1st step: producing candidate attribute a from low-level image feature space, this candidate attribute a must have can improve existing attribute The collection A classification capacity to classification Y；

2nd step: submit this candidate attribute a to user, be named；If this attribute does not have the property named, then abandon this candidate and belong to Property, go to the 1st step；If this attribute has the property named, then name, and this candidate attribute is incorporated to former property set A=A ∪ A, forms new property set A；

3rd step: utilize new property set A and sample to carry out re-training grader h；

4th step: when required attribute number reaches given amount, stop algorithm, otherwise go to the 1st step.

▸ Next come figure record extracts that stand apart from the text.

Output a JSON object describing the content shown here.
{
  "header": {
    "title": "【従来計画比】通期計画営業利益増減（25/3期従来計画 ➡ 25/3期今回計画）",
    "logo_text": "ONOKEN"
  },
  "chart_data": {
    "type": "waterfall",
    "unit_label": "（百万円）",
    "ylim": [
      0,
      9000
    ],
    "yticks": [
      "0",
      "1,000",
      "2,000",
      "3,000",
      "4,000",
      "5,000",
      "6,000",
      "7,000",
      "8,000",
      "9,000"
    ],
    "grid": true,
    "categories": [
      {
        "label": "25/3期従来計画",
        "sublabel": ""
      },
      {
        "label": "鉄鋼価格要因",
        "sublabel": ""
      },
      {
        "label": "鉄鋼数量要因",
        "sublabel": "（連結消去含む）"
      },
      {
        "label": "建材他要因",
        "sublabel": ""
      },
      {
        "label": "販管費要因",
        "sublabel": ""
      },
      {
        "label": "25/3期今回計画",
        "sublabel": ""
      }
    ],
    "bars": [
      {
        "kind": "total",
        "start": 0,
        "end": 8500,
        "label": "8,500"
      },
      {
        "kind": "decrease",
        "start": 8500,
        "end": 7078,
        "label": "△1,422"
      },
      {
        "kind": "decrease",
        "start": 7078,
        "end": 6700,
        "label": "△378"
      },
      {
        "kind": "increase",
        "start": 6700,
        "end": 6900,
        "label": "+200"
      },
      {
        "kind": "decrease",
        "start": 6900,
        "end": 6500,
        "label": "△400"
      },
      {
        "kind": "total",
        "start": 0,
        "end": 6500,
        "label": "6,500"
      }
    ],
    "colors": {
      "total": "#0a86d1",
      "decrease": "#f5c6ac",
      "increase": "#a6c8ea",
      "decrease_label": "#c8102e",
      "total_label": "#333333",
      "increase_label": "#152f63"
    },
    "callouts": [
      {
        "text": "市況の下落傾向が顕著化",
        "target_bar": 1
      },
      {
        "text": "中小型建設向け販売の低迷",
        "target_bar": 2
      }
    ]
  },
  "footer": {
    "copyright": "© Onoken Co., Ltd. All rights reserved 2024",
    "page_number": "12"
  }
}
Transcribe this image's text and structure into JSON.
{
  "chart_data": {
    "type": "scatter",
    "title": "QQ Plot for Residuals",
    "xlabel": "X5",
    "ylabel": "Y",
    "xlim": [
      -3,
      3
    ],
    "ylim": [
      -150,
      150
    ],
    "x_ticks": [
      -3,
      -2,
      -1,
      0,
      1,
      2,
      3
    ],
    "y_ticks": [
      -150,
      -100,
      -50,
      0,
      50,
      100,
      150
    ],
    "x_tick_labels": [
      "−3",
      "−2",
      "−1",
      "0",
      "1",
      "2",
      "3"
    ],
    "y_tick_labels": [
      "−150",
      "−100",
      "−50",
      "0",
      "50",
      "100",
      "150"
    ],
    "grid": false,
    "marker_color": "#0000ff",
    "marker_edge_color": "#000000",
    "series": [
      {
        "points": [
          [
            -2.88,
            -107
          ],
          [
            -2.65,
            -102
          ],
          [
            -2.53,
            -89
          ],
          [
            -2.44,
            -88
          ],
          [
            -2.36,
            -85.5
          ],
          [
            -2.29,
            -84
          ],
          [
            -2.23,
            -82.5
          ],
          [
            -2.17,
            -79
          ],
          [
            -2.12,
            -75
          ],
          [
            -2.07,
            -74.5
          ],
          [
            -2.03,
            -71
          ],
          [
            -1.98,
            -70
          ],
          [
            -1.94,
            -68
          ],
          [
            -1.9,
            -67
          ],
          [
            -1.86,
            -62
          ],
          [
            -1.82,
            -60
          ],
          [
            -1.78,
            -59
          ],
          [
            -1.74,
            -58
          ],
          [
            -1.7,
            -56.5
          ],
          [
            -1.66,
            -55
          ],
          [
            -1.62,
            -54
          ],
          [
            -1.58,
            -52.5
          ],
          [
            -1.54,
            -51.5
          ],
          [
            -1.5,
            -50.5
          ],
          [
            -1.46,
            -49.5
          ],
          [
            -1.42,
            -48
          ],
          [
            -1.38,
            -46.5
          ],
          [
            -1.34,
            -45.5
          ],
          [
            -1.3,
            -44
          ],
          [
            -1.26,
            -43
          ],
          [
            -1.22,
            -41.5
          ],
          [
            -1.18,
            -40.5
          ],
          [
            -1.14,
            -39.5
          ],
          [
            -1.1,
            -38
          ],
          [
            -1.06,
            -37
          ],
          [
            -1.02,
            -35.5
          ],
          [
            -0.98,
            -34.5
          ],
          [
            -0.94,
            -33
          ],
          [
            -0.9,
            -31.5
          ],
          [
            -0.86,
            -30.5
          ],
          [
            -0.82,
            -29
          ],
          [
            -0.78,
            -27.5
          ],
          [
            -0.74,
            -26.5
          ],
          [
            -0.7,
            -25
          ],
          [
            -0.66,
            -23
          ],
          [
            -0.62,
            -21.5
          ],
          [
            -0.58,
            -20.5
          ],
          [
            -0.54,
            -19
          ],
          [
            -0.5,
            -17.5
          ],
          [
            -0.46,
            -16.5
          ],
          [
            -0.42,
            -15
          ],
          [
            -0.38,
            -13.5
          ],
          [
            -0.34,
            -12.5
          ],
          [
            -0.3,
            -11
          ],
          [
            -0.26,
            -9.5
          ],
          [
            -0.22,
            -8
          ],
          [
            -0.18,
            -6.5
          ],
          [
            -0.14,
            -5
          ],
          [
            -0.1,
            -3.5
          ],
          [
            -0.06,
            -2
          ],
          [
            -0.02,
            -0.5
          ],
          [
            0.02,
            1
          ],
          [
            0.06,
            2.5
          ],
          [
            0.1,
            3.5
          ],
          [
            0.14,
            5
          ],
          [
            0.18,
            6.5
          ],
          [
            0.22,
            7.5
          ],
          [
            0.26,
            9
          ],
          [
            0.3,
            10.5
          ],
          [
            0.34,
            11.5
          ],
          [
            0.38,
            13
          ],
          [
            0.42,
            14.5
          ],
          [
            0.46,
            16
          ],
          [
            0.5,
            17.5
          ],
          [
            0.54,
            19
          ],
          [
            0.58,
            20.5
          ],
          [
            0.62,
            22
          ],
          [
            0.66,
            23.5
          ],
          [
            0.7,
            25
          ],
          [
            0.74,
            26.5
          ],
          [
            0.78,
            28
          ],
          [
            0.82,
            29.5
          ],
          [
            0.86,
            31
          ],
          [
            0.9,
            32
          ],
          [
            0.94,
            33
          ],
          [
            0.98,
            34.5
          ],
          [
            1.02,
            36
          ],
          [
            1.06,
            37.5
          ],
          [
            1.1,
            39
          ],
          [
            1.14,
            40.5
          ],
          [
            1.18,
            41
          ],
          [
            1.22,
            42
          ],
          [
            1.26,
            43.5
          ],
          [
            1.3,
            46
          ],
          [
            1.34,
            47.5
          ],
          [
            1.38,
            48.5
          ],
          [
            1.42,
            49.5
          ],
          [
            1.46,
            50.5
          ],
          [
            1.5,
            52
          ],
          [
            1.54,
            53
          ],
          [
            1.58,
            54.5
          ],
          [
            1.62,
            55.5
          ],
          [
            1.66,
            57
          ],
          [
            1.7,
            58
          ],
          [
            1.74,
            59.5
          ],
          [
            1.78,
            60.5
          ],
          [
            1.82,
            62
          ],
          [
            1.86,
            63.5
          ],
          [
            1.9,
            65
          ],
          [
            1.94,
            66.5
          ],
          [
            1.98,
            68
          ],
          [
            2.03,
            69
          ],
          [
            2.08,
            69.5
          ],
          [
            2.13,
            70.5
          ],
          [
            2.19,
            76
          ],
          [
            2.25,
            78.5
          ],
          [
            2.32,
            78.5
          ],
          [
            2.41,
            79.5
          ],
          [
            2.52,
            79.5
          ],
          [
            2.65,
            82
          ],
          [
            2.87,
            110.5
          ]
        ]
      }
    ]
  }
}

Under a kind of Android platform the most according to claim 5 based on attribute study and interaction feedback image ONLINE RECOGNITION, Search method, it is characterised in that the production method of described candidate attribute comprises the steps:

1st step: utilize existing property set A that training sample is carried out the classification of classification Y, i.e. grader h:A → Y；

2nd step: calculating the current confusion matrix of grader h, the value of confusion matrix represents that classification i is classified device and is labeled as classification j Sample size；Confusion matrix also can regard incidence matrix based on classification connection figure entirely as, when two different category associations Property illustrates that its confusion is strong time strong；

3rd step: split by the normalization of graph theory, former classification collection is divided into two or more cluster；

4th step: each cluster is a subset in former classification space, it represents under current attribute collection, obscuring between classification Degree；

5th step: use largest interval clustering procedure, by nothing supervision iteration searching one in the case of current existing cluster, makes Classification obtains the hyperplane being spaced further apart；

6th step: mapped by this hyperplane and produce a new candidate attribute.